In him I recognised Detective-Inspector King, and I knew that we were followed.

[ ]

CHAPTER XXIV.

THE SHADOW ON THE SEA.

We drove rapidly, passing the Criterion, so into the Strand, and along the Thames Embankment. Thence, we went through Queen Victoria Street, past the Mansion House, and to Fenchurch Street Station, where we took a train for Tilbury.

The journey was accomplished in something under an hour; and when we alighted and got upon the bank of the river, I saw a steam-launch with the man John in the bows of her. I thought it strange that there was no sign of any watchers at this place; but I entered the launch without a word, and we started immediately, going at a great pace towards Sheerness; and reached the Nore after some buffet with the seas in the open. At this point we sighted the tender, and went aboard her, while they hauled up the launch, when we made full speed towards the North Foreland.

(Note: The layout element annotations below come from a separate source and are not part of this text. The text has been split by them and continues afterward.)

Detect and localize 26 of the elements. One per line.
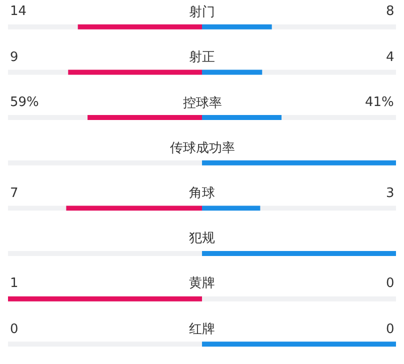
annotation: 3 [386,186,394,201]
bar [202,70,262,75]
y-tick-label: 犯规 [189,231,215,246]
annotation: 8 [386,4,394,19]
bar [88,115,202,120]
annotation: 7 [10,186,18,201]
annotation: 0 [386,276,394,291]
annotation: 1 [10,276,18,291]
y-tick-label: 传球成功率 [170,140,235,156]
y-tick-label: 黄牌 [189,276,215,291]
annotation: 41% [365,95,394,110]
y-tick-label: 控球率 [183,95,222,111]
y-tick-label: 角球 [189,186,215,201]
y-tick-label: 射正 [189,50,215,65]
annotation: 4 [386,50,394,65]
bar [202,206,260,211]
bar [78,24,202,30]
annotation: 59% [10,95,39,110]
y-tick-label: 红牌 [189,322,215,337]
y-tick-label: 射门 [189,4,215,20]
annotation: 9 [10,50,18,65]
annotation: 0 [10,322,18,337]
bar [202,24,272,30]
annotation: 14 [10,4,27,19]
bar [202,115,282,120]
annotation: 0 [386,322,394,337]
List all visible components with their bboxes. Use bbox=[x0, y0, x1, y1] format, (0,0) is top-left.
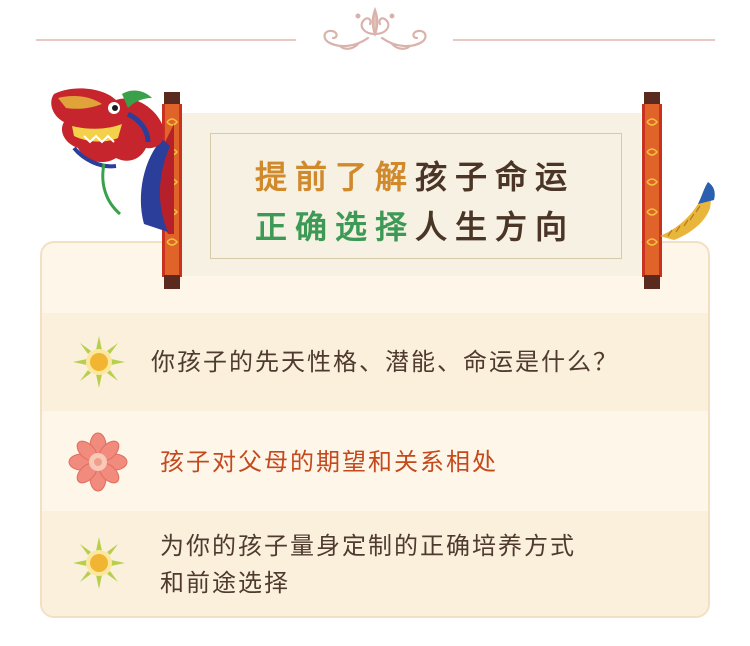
banner-line-1-rest: 孩子命运 bbox=[415, 158, 576, 196]
banner-line-1: 提前了解孩子命运 bbox=[250, 152, 580, 198]
sun-flower-icon bbox=[73, 336, 125, 388]
sun-flower-icon bbox=[73, 537, 125, 589]
banner-line-2-highlight: 正确选择 bbox=[254, 208, 415, 246]
flourish-ornament-icon bbox=[323, 6, 427, 50]
dragon-tail-icon bbox=[660, 182, 715, 240]
item-text-line1: 为你的孩子量身定制的正确培养方式 bbox=[160, 532, 576, 560]
banner-line-2-rest: 人生方向 bbox=[415, 208, 576, 246]
banner-line-2: 正确选择人生方向 bbox=[250, 202, 580, 248]
scroll-rod-right bbox=[642, 92, 662, 289]
item-text-line2: 和前途选择 bbox=[160, 569, 290, 597]
list-item-parents: 孩子对父母的期望和关系相处 bbox=[42, 413, 708, 509]
list-item-personality: 你孩子的先天性格、潜能、命运是什么？ bbox=[42, 313, 708, 411]
list-item-future: 为你的孩子量身定制的正确培养方式 和前途选择 bbox=[42, 511, 708, 616]
top-divider-left bbox=[36, 39, 296, 41]
item-text: 孩子对父母的期望和关系相处 bbox=[160, 448, 498, 476]
lotus-flower-icon bbox=[68, 432, 128, 492]
item-text: 你孩子的先天性格、潜能、命运是什么？ bbox=[151, 348, 619, 376]
banner-line-1-highlight: 提前了解 bbox=[254, 158, 415, 196]
top-divider-right bbox=[453, 39, 715, 41]
scroll-inner-frame bbox=[210, 133, 622, 259]
scroll-paper bbox=[179, 113, 641, 276]
dragon-head-icon bbox=[51, 88, 174, 234]
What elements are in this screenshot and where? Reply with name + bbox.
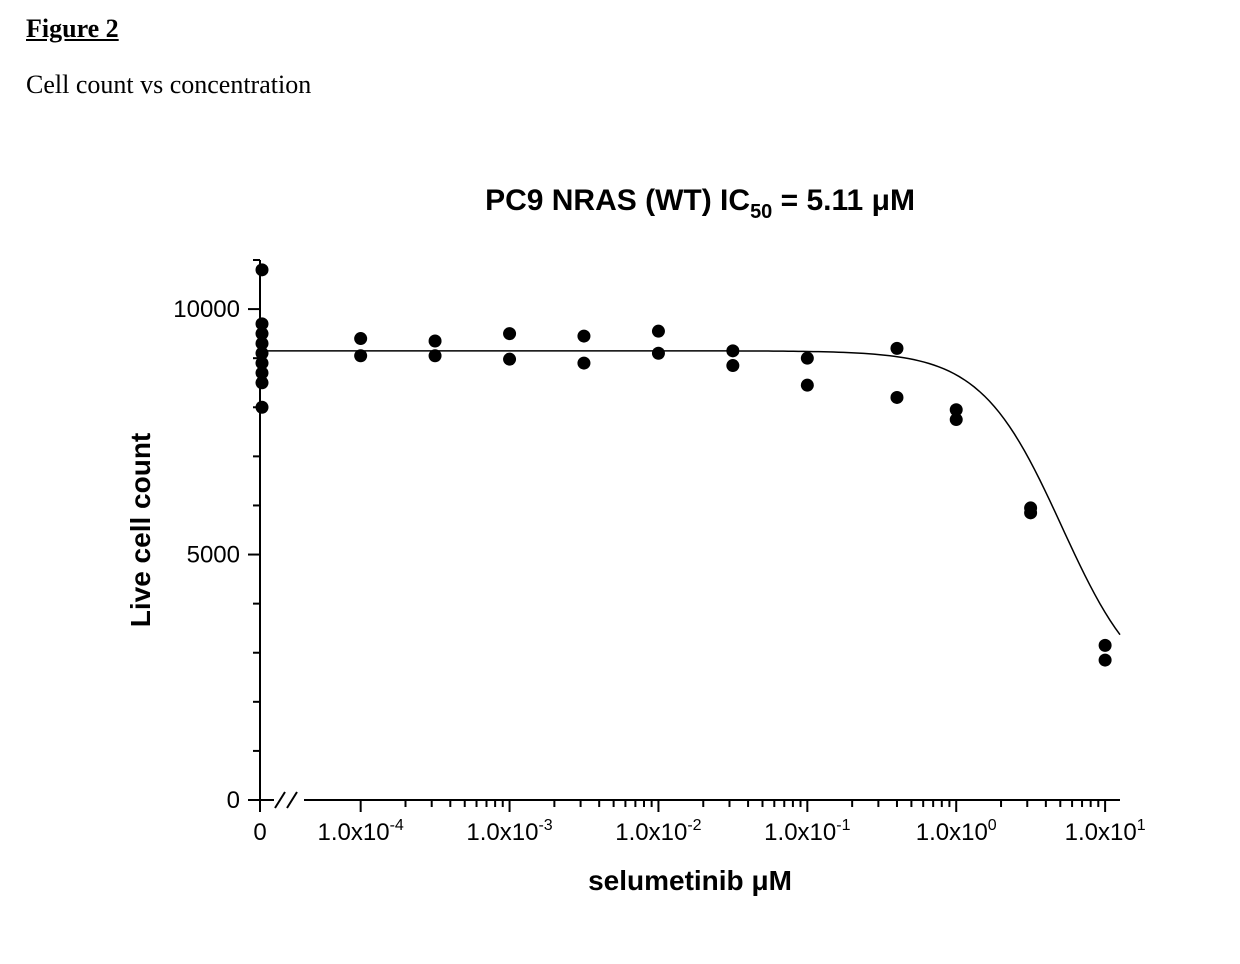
page: Figure 2 Cell count vs concentration PC9… — [0, 0, 1240, 964]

It was then quite dark, with a stiff breeze blowing right abaft. The night, a moonless and very black one, favoured us altogether for the run which, I did not doubt, we had to make against some Government vessel that would follow us. But I found to my surprise that the men on the ship knew nothing of the dangerous position in which they were, and worked with a calm disregard to the blackness of the night, and to the hazard of the moment. Black I did not meet, for they put me into a cabin aft, of which I was the sole occupant; and, being ordered by the man John, who was half-drunk and very threatening, to get below, I turned in shortly after coming aboard, and lay down to reckon with the strange probabilities of the hour.

One thing was very evident. Black had made a colossal mistake, from his point of view, in setting foot in England; but the crowning blunder of his life was that fatal act of folly by which he had sought to shield me from the men. How long the Government had been watching for him, or for tidings of me, I could not tell, but it must have been since Roderick had reached New York, and had told all he knew of the ship of mystery and of her owner.